シーメンスは、情報通信や電力や交通やシステムソリューションを手がけるドイツの多国籍企業です。

年間売上高は、2012年9月末期で1,007億ドル(約10兆700億円)となっており、ヨーロッパ最大規模の法人の1つとなります。

事業は、主にEU内で行っており、今回の人員削減は、EU内の経済の停滞を反映していると一見、解釈できますが、実際のところシーメンスの業績は、決して悪くない状態だと言えます。

シーメンスの場合、売上高は、順調に推移していますが、純利益が2012年9月末に昨年割れを起こしています。

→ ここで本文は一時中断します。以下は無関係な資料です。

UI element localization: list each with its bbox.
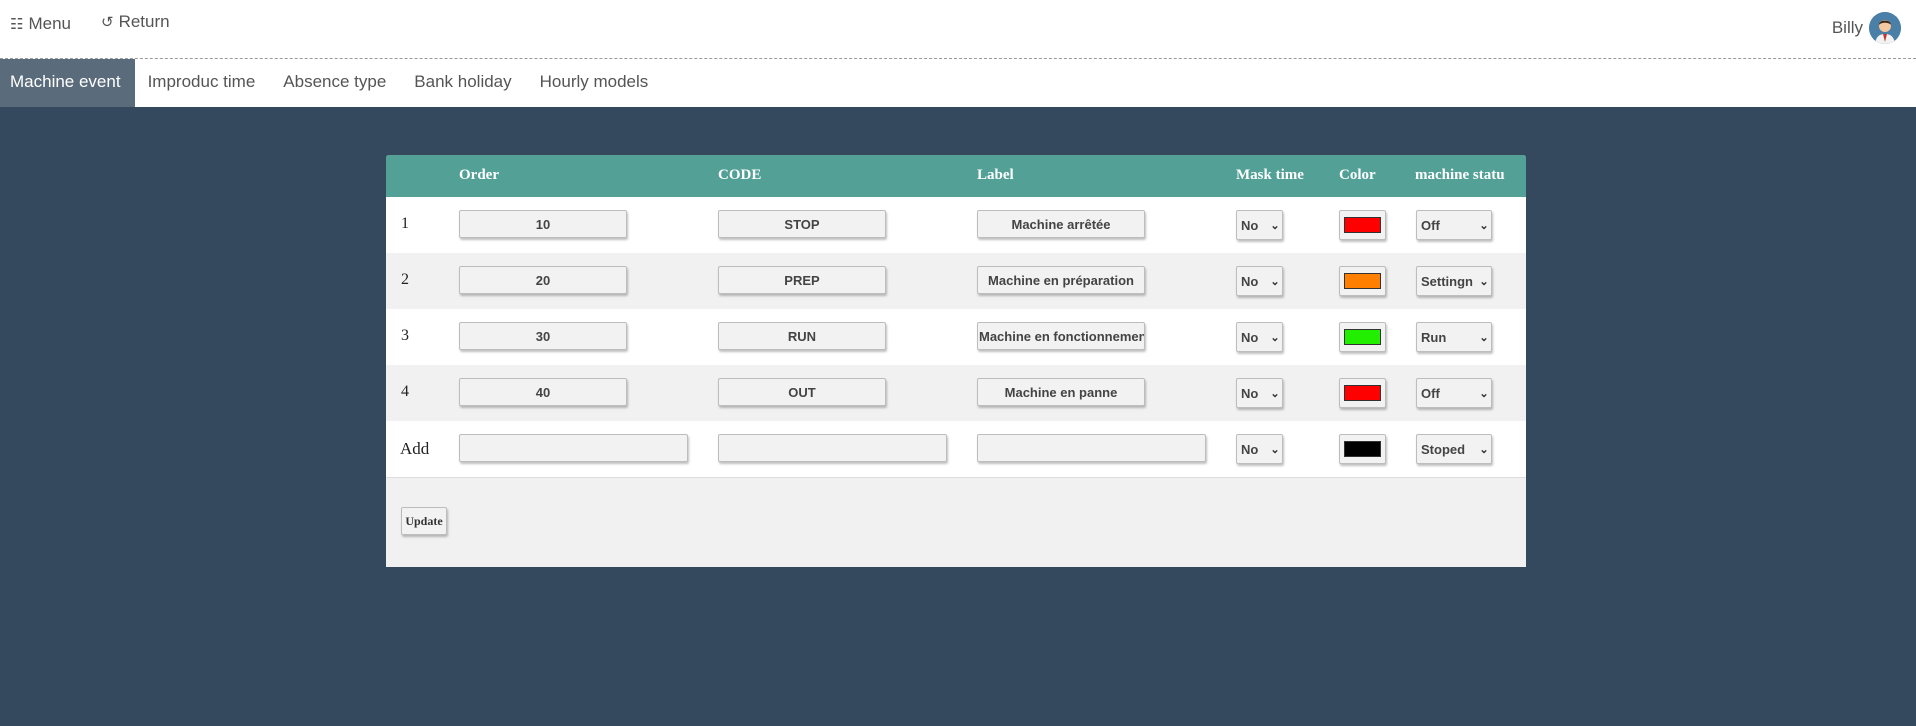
color-swatch	[1344, 441, 1381, 457]
color-swatch	[1344, 329, 1381, 345]
color-picker[interactable]	[1339, 322, 1386, 352]
machine-status-select[interactable]: Off ⌄	[1416, 210, 1492, 240]
chevron-down-icon: ⌄	[1479, 387, 1489, 400]
tab-hourly-models[interactable]: Hourly models	[526, 59, 663, 107]
code-field[interactable]: STOP	[718, 210, 886, 238]
chevron-down-icon: ⌄	[1479, 219, 1489, 232]
menu-label: Menu	[28, 14, 71, 33]
order-field[interactable]: 30	[459, 322, 627, 350]
table-row: 1 10 STOP Machine arrêtée No ⌄ Off ⌄	[386, 197, 1526, 254]
user-menu[interactable]: Billy	[1832, 11, 1901, 45]
header-code: CODE	[718, 167, 762, 183]
row-number: 1	[401, 215, 409, 232]
color-swatch	[1344, 385, 1381, 401]
add-row: Add No ⌄ Stoped ⌄	[386, 421, 1526, 478]
user-name: Billy	[1831, 18, 1863, 37]
grid-list-icon: ☷	[10, 16, 24, 33]
tab-bank-holiday[interactable]: Bank holiday	[400, 59, 525, 107]
mask-time-value: No	[1241, 329, 1259, 345]
table-row: 3 30 RUN Machine en fonctionnemen No ⌄ Ru…	[386, 309, 1526, 366]
header-mask-time: Mask time	[1236, 167, 1304, 183]
chevron-down-icon: ⌄	[1479, 443, 1489, 456]
header-label: Label	[977, 167, 1014, 183]
machine-status-value: Settingn	[1421, 273, 1473, 289]
code-field[interactable]: PREP	[718, 266, 886, 294]
mask-time-value: No	[1241, 385, 1259, 401]
color-swatch	[1344, 273, 1381, 289]
chevron-down-icon: ⌄	[1270, 331, 1280, 344]
order-field[interactable]: 10	[459, 210, 627, 238]
machine-status-value: Off	[1421, 217, 1440, 233]
machine-status-value: Run	[1421, 329, 1447, 345]
color-picker[interactable]	[1339, 378, 1386, 408]
machine-status-select[interactable]: Run ⌄	[1416, 322, 1492, 352]
color-swatch	[1344, 217, 1381, 233]
order-field[interactable]: 20	[459, 266, 627, 294]
refresh-arrow-icon: ↺	[101, 14, 114, 31]
add-row-label: Add	[400, 439, 430, 458]
update-button[interactable]: Update	[401, 507, 447, 535]
chevron-down-icon: ⌄	[1270, 443, 1280, 456]
label-field[interactable]: Machine arrêtée	[977, 210, 1145, 238]
machine-event-table: Order CODE Label Mask time Color machine…	[386, 155, 1526, 567]
mask-time-value: No	[1241, 441, 1259, 457]
chevron-down-icon: ⌄	[1270, 275, 1280, 288]
machine-status-value: Off	[1421, 385, 1440, 401]
top-bar: ☷ Menu ↺ Return Billy	[0, 0, 1916, 59]
table-header: Order CODE Label Mask time Color machine…	[386, 155, 1526, 197]
tab-improduc-time[interactable]: Improduc time	[135, 59, 270, 107]
menu-button[interactable]: ☷ Menu	[10, 14, 71, 34]
tab-absence-type[interactable]: Absence type	[269, 59, 400, 107]
mask-time-value: No	[1241, 217, 1259, 233]
new-label-input[interactable]	[977, 434, 1206, 462]
table-row: 2 20 PREP Machine en préparation No ⌄ Set…	[386, 253, 1526, 310]
label-field[interactable]: Machine en panne	[977, 378, 1145, 406]
row-number: 4	[401, 383, 409, 400]
header-color: Color	[1339, 167, 1376, 183]
avatar	[1869, 12, 1901, 44]
chevron-down-icon: ⌄	[1479, 331, 1489, 344]
mask-time-select[interactable]: No ⌄	[1236, 378, 1283, 408]
code-field[interactable]: RUN	[718, 322, 886, 350]
mask-time-select[interactable]: No ⌄	[1236, 322, 1283, 352]
new-mask-time-select[interactable]: No ⌄	[1236, 434, 1283, 464]
tab-bar: Machine event Improduc time Absence type…	[0, 59, 1916, 107]
row-number: 2	[401, 271, 409, 288]
new-machine-status-select[interactable]: Stoped ⌄	[1416, 434, 1492, 464]
chevron-down-icon: ⌄	[1270, 387, 1280, 400]
return-button[interactable]: ↺ Return	[101, 12, 170, 32]
machine-status-value: Stoped	[1421, 441, 1466, 457]
new-color-picker[interactable]	[1339, 434, 1386, 464]
label-field[interactable]: Machine en préparation	[977, 266, 1145, 294]
header-order: Order	[459, 167, 499, 183]
machine-status-select[interactable]: Off ⌄	[1416, 378, 1492, 408]
order-field[interactable]: 40	[459, 378, 627, 406]
machine-status-select[interactable]: Settingn ⌄	[1416, 266, 1492, 296]
header-machine-status: machine statu	[1415, 167, 1505, 183]
chevron-down-icon: ⌄	[1270, 219, 1280, 232]
label-field[interactable]: Machine en fonctionnemen	[977, 322, 1145, 350]
mask-time-select[interactable]: No ⌄	[1236, 266, 1283, 296]
color-picker[interactable]	[1339, 210, 1386, 240]
table-row: 4 40 OUT Machine en panne No ⌄ Off ⌄	[386, 365, 1526, 422]
tab-machine-event[interactable]: Machine event	[0, 59, 135, 107]
new-code-input[interactable]	[718, 434, 947, 462]
new-order-input[interactable]	[459, 434, 688, 462]
chevron-down-icon: ⌄	[1479, 275, 1489, 288]
mask-time-value: No	[1241, 273, 1259, 289]
code-field[interactable]: OUT	[718, 378, 886, 406]
row-number: 3	[401, 327, 409, 344]
mask-time-select[interactable]: No ⌄	[1236, 210, 1283, 240]
return-label: Return	[118, 12, 170, 31]
color-picker[interactable]	[1339, 266, 1386, 296]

2010年9月末 売上高940億ドル(約9兆4,000億円) 純利益56億ドル(約5,600億円)

2011年9月末 売上高983億ドル(約9兆8,300億円) 純利益85億ドル(約8,500億円)

2012年9月末 売上高1,007億ドル(約10兆700億円)  純利益59億ドル(約5,900億円)

といっても売上高純利益率は、2010年に6.0%、2011年に8.6%、2012年に5.9%となっており、2012年は、2010年の0.1%割れとなったものの大きな悪化は見られません。

こういった状況でも人員削減に着手している背景はわかりませんが、取急ぎ、人員削減とセットになりがちな「業績悪化」では、なさそうです。

ちなみにシーメンス株の配当は、2.94%となっており、同社の歴史と同社の1,000億ドル(約10兆円)以上の時価総額を考えると魅力的な水準に達していると言えます。